By Mark Eckel, Player Engagement Insider
It didn’t take Jon Ritchie long to start his post-NFL career, it just wasn’t anything he had imagined.
Now a dozen years after his last NFL season, Ritchie is back where his career ended, in Philadelphia, as the mid-day host of a sports talk show on 94 WIP radio.
Ritchie, a fullback for the Oakland Raiders and Philadelphia Eagles over a seven-year NFL career, spent most of his final season, 2004, on injured reserve for the Eagles. He was released at the end of training camp in 2005 and his next career began.
“I started (broadcasting) NFL Europe games the spring after I was finished playing,’’ Ritchie said of his career in the media. “I was doing some things for CN8, some Atlantic 10 games. The Atlantic 10 became the CAA (Colonial Athletic Association) and I did games when (Baltimore Ravens quarterback) Joe Flacco was at Delaware and (former Eagles and 49ers head coach) Chip Kelly was at New Hampshire.
“Later I was going up to Manhattan to do Cold Pizza on ESPN. Then they moved it to Bristol (Connecticut) and that grew into working up in Bristol and doing studio shows for about four years, or so.”
None of that was in Ritchie’s plans when he was leading the way for Pro Bowl running backs Charlie Garner with the Raiders and Brian Westbrook with the Eagles. Like a lot of players, he never thought beyond those playing days.
“I was very one track,’’ Ritchie said. “I thought I could play forever. I thought I could will myself to play forever. Then, my body just stopped cooperating.’’
Ritchie, unknowingly, began his second career during his first one when he provided insight on both local television and radio in his final seasons.
“Fortunately, I was asked to talk about football on a few occasions and people in a position that mattered thought I was good enough and they wanted to hear more,’’ he said.
So, from NFL Europe to the CAA, to his four years at ESPN to NBC Sports, to the NFL Network, Ritchie ran the media gamut. Then last October he found his way back to Philadelphia and talk-show radio.
Philadelphia radio is dominated by Eagles talk, even during the NFL offseason, but there is still some time for the NBA’s 76ers, the NHL’s Flyers and MLB’s Phillies.
“We do a lot of Eagles talk, for sure,’’ Ritchie said. “But I’m branching out. I love talking Sixers. I love basketball. I wanted to be a basketball player, but I was not good at it. I started to get into hockey when I played in Philly and the Flyers were in the playoffs and I got a chance to go to some games. I’m looking forward to the Phillies and getting to go down to spring training in Clearwater (Florida).’’
Ritchie’s on-air partner is long-time radio host Joe DeCamara, who has worked his way around the Philadelphia sports talk dial. The pair seem to have good on-air chemistry for a show that is still in its infancy.

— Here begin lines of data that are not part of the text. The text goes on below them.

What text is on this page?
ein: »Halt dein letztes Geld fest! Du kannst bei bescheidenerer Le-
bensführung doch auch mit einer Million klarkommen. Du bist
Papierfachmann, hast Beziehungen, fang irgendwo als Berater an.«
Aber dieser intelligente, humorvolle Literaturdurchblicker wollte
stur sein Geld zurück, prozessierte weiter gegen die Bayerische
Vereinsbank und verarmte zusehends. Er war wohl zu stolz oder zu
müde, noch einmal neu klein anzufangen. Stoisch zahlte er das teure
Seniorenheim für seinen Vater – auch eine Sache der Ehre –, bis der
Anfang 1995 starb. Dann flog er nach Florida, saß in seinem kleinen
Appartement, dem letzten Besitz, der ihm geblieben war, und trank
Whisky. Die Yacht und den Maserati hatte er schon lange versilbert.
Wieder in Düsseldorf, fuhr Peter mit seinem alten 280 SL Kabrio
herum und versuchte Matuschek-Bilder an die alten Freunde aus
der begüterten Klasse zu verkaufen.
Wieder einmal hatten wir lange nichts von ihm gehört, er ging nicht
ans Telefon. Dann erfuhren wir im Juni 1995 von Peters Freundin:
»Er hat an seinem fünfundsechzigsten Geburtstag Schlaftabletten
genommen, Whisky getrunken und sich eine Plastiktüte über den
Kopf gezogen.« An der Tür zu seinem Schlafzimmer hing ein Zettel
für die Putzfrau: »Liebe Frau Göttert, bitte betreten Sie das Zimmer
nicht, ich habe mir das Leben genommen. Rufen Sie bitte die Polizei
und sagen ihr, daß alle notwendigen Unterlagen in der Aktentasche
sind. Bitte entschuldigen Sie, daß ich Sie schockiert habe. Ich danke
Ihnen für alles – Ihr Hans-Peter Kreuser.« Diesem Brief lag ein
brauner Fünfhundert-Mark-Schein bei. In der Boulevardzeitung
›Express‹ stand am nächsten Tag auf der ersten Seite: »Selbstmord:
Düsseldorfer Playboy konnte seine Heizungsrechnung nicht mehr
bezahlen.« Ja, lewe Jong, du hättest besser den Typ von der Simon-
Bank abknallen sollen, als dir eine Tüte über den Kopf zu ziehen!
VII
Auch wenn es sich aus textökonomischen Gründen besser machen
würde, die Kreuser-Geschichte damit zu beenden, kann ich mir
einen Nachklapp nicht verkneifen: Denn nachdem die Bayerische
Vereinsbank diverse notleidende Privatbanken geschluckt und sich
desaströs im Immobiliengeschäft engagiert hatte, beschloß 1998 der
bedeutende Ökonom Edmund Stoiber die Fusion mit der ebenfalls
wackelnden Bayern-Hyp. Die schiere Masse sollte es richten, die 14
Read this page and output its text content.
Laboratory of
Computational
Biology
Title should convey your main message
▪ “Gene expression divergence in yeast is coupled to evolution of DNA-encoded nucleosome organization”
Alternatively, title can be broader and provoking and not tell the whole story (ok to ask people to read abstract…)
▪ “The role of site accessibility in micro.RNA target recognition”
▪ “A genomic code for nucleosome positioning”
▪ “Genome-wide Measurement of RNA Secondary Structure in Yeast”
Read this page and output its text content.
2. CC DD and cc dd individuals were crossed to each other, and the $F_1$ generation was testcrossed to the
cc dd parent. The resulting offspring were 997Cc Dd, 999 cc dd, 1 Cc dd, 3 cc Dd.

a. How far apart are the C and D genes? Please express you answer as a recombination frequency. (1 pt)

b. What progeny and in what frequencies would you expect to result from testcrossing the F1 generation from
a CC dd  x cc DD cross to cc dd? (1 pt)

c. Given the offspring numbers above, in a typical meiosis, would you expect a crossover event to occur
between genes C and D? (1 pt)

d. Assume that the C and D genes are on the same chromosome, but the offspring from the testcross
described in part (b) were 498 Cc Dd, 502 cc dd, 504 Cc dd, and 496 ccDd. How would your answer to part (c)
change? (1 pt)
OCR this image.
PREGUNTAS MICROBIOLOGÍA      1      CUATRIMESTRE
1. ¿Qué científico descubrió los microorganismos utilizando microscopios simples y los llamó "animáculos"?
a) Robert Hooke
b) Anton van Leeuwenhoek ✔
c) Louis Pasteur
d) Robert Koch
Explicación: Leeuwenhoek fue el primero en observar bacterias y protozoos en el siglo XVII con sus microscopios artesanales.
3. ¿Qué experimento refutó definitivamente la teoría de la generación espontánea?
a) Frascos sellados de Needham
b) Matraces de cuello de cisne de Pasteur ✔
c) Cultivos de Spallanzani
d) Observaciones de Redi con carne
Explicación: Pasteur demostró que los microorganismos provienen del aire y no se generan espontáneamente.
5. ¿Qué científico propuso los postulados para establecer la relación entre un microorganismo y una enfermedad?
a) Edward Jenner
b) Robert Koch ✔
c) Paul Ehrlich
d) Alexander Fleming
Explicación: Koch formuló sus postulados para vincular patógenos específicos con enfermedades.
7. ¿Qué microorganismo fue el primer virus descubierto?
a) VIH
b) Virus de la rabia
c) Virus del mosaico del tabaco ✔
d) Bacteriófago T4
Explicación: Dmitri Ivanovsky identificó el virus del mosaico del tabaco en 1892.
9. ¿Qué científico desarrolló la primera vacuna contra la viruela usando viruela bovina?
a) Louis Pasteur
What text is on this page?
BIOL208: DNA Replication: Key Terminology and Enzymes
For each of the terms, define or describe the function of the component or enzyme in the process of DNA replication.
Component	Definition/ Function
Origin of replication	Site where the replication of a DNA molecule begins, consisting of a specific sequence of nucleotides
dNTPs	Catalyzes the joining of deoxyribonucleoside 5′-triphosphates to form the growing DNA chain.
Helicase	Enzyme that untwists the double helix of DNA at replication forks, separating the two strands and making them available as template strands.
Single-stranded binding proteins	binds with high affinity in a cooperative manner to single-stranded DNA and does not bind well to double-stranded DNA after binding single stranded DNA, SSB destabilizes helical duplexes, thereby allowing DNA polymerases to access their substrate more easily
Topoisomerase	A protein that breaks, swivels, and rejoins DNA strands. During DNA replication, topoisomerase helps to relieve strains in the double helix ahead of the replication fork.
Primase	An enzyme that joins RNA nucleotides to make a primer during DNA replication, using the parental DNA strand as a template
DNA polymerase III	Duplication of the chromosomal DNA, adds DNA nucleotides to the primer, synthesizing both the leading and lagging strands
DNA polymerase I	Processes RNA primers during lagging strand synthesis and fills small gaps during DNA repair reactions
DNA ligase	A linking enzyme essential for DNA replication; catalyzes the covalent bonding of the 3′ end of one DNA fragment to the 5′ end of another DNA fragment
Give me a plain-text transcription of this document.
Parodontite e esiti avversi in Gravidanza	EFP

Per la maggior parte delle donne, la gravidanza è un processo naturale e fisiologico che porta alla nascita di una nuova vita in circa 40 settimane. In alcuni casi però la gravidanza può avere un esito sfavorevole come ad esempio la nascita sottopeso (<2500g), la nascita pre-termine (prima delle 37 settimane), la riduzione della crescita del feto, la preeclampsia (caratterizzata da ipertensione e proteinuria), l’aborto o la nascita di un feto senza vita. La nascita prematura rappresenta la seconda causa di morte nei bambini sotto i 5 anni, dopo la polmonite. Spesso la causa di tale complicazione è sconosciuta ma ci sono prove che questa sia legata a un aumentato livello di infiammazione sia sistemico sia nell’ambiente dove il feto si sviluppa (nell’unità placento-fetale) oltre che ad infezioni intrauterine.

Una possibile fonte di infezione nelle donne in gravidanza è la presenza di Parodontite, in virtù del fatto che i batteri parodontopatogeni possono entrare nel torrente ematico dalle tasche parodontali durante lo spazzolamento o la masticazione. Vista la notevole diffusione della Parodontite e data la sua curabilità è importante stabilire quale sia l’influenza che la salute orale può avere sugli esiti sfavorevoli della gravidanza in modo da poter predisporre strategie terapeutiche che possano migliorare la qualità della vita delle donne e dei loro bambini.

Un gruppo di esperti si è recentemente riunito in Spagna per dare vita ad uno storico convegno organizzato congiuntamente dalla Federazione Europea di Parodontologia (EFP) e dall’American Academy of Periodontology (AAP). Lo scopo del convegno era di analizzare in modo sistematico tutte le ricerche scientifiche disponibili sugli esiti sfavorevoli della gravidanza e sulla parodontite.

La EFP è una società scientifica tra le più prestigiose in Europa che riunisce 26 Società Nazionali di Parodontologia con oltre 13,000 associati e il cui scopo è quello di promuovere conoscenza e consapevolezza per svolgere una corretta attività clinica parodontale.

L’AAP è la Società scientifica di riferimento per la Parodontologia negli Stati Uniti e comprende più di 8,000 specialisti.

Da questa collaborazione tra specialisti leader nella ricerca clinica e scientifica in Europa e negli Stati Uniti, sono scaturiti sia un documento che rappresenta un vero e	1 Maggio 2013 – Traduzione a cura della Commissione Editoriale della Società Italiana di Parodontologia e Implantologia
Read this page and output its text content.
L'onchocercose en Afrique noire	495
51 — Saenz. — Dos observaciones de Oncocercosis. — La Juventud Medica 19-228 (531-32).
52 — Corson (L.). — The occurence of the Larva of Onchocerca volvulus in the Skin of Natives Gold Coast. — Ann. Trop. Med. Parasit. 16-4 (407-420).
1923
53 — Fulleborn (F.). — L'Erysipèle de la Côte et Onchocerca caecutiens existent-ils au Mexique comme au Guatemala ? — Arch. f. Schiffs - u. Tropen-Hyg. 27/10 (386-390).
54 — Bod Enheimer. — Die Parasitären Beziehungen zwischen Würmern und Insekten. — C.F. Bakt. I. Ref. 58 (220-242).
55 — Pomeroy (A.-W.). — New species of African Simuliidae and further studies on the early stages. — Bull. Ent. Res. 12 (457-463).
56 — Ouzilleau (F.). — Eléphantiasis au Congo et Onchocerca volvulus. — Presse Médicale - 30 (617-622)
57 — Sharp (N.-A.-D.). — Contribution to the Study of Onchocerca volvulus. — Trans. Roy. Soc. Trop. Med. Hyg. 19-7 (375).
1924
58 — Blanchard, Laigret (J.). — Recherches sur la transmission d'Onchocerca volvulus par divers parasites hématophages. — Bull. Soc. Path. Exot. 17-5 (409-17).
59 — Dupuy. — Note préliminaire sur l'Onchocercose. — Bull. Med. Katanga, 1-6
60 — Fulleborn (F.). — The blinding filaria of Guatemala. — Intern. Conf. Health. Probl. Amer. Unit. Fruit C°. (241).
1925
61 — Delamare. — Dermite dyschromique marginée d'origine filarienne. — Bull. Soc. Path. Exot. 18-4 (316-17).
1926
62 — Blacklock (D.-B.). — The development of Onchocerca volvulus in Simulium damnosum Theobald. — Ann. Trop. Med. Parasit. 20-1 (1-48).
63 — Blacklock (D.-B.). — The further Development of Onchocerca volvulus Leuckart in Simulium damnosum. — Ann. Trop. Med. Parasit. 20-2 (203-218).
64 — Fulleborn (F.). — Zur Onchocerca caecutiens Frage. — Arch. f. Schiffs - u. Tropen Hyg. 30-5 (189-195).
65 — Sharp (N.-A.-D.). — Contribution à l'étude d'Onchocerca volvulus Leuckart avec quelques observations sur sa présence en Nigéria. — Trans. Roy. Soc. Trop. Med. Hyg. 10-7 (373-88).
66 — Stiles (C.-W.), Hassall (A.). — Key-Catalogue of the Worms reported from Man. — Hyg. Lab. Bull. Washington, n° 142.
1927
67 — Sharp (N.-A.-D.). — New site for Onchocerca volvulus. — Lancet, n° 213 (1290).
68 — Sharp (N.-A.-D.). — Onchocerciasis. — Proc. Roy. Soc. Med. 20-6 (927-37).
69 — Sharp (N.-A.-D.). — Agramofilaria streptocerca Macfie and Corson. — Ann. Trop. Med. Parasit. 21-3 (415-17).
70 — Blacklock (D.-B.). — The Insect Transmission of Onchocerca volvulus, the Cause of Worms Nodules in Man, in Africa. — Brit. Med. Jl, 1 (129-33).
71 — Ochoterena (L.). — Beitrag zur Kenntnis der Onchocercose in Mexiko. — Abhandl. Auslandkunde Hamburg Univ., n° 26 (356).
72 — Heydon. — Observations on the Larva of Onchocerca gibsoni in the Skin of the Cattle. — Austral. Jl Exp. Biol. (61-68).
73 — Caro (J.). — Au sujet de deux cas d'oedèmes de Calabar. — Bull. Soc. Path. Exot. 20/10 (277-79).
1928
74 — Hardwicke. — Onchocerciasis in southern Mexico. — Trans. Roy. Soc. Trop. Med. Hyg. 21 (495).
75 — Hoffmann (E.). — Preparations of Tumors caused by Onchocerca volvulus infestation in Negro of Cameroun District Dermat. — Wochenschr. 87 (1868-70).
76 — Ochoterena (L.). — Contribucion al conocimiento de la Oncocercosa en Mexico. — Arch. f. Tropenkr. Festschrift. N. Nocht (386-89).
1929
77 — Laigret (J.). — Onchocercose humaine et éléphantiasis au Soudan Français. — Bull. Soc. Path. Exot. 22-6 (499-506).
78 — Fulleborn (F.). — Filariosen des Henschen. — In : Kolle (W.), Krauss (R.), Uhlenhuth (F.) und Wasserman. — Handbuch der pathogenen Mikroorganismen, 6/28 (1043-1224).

“Joe really knows the radio side and that’s a big help,’’ Ritchie said “It’s a great gig and it’s something I’ve always wanted to do. I get to expound a little bit more. On TV, you have to be concise and fit your thoughts into a sound bite and wrap it when the producer in your ear tells you to wrap. On radio, you can spread out and breathe a little. That’s the biggest difference. I’m filling four hours, instead of little snippets.’’
Ritchie won’t rule out going back into a broadcast booth one day and providing color analysis either on radio or television on college or NFL games.
“I loved doing games, too,’’ he said “I would love doing that again. I try to do the best and most thorough job I can and that serves me well moving forward. In this business, you don’t necessarily know what the next move will be.’’
He didn’t know what his next move would be in 2005, either, and that’s worked out pretty well.